No dispute existed as to the first prong since the Merger Agreement was entered post-petition. Instead, the case revolved around whether there was a benefit to the estate. NextEra presented two benefit theories. The first - that its efforts in connection with the merger encouraged later, higher bidders – was partially rejected by the Third Circuit since Sempra Energy paid less, not more, than NextEra. The Third Circuit further critiqued NextEra’s analogy to it acting like a “stalking horse” since NextEra failed to promote “competitive bidding”. On the other hand, the offers by NextEra and Sempra Energy could not be so easily compared since their respective demands pertaining to the “ring fence” differed. Moreover, the Third Circuit agreed that NextEra’s efforts provided necessary information that other bidders could use to make an informed bid similar to a “stalking horse”.
For this reason too, the Third Circuit agreed with NextEra’s other argument: that it made a plausible claim that its “due diligence” provided a “roadmap for future bids” on the Debtors’ asset (i.e. Oncor). As described by the Third Circuit, “NextEra’s roadmap argument is that by negotiating the Merger Agreement and Plan, and by settling objections with creditors as well as by providing further due diligence, it created guideposts that directly facilitated the Sempra merger.” The Third Circuit found support for this argument in the record. As a result of NextEra’s efforts, the Debtor was able to obtain concessions from Sempra Energy such as its willingness not to demand removal of the “ring fence” around Oncor.
In conclusion, the Third Circuit found that NextEra made a plausible claim for an administrative expense based on its costs in attempting to merge with the Debtors. The court was careful to note that this did not conclude the matter for NextEra. While NextEra appears to have provided a benefit, it must also show that this benefit exceeded any associated increased costs to the estate, which may include additional interest expenses the estate allegedly incurred while NextEra pursued its state court appeal. The Third Circuit remanded the decision for the Bankruptcy Court to consider this issue.
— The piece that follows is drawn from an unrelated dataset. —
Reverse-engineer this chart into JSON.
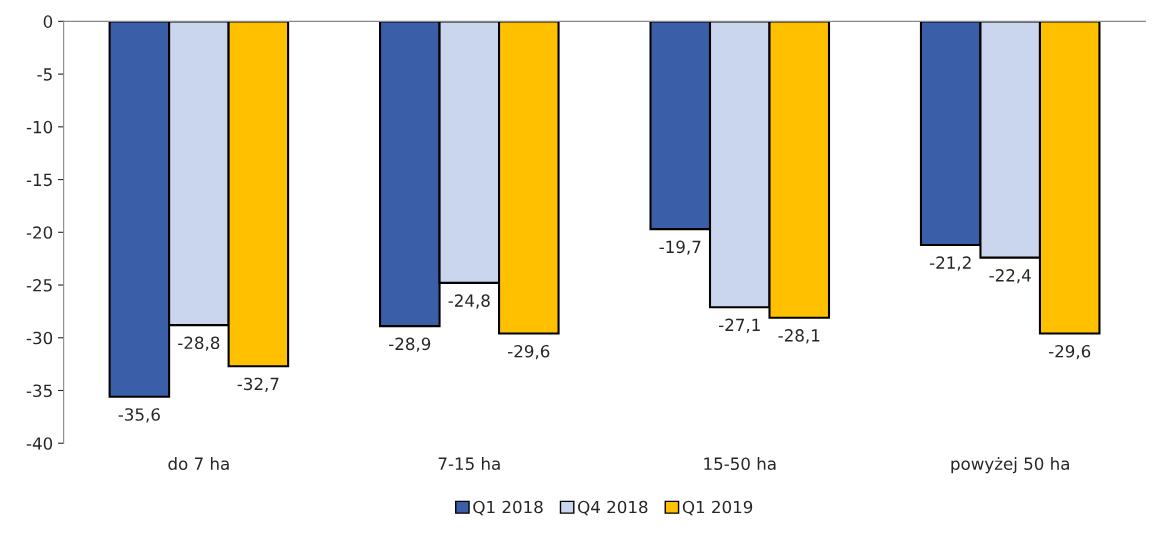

The Merger Agreement included a provision requiring each side to bear its own costs and expenses. If counseling a debtor, such a provision should make explicit that this is meant to prohibit the purchaser from seeking an administrative expense claim except as otherwise agreed (i.e. one based on a termination or breakup fee). The creditors’ case against NextEra’s administrative claim was further undermined by other references in the Merger Agreement that preserved administrative expenses under the Plan. Counsel to the debtor should seek to remove such references from the agreement.
If counseling the bankruptcy purchaser, the asset purchase or merger agreement should preserve the client’s ability to seek an administrative expense claim for the costs spent in trying to close a failed transaction.
 In re Energy Future Holdings Corp., No. 19-3492 (3d Cir. Mar. 15, 2021).
 In re Energy Future Holdings Corp., 904 F.3d 298 (3d Cir. 2018).
 The “ring fence” required that Oncor maintain an independent board of directors free of interference from any controlling interest, and further placed restrictions on upstream distributions. As a result of the “ring fence”, Oncor was shielded from the impact of the Debtors’ bankruptcy case.
 See e.g., Goody’s Family Clothing, 610 F.3d 812, 818 (3d Cir. 2010).
 The Third Circuit indicated that the same set of facts actually supported both of NextEra’s theories and indeed described the two theories as being “not analytically distinct”.
 For purposes of disclosure, McElroy Deutsch served as co-counsel to Debtors Energy Future Competitive Holdings Company LLC and Texas Competitive Electric Holdings Company.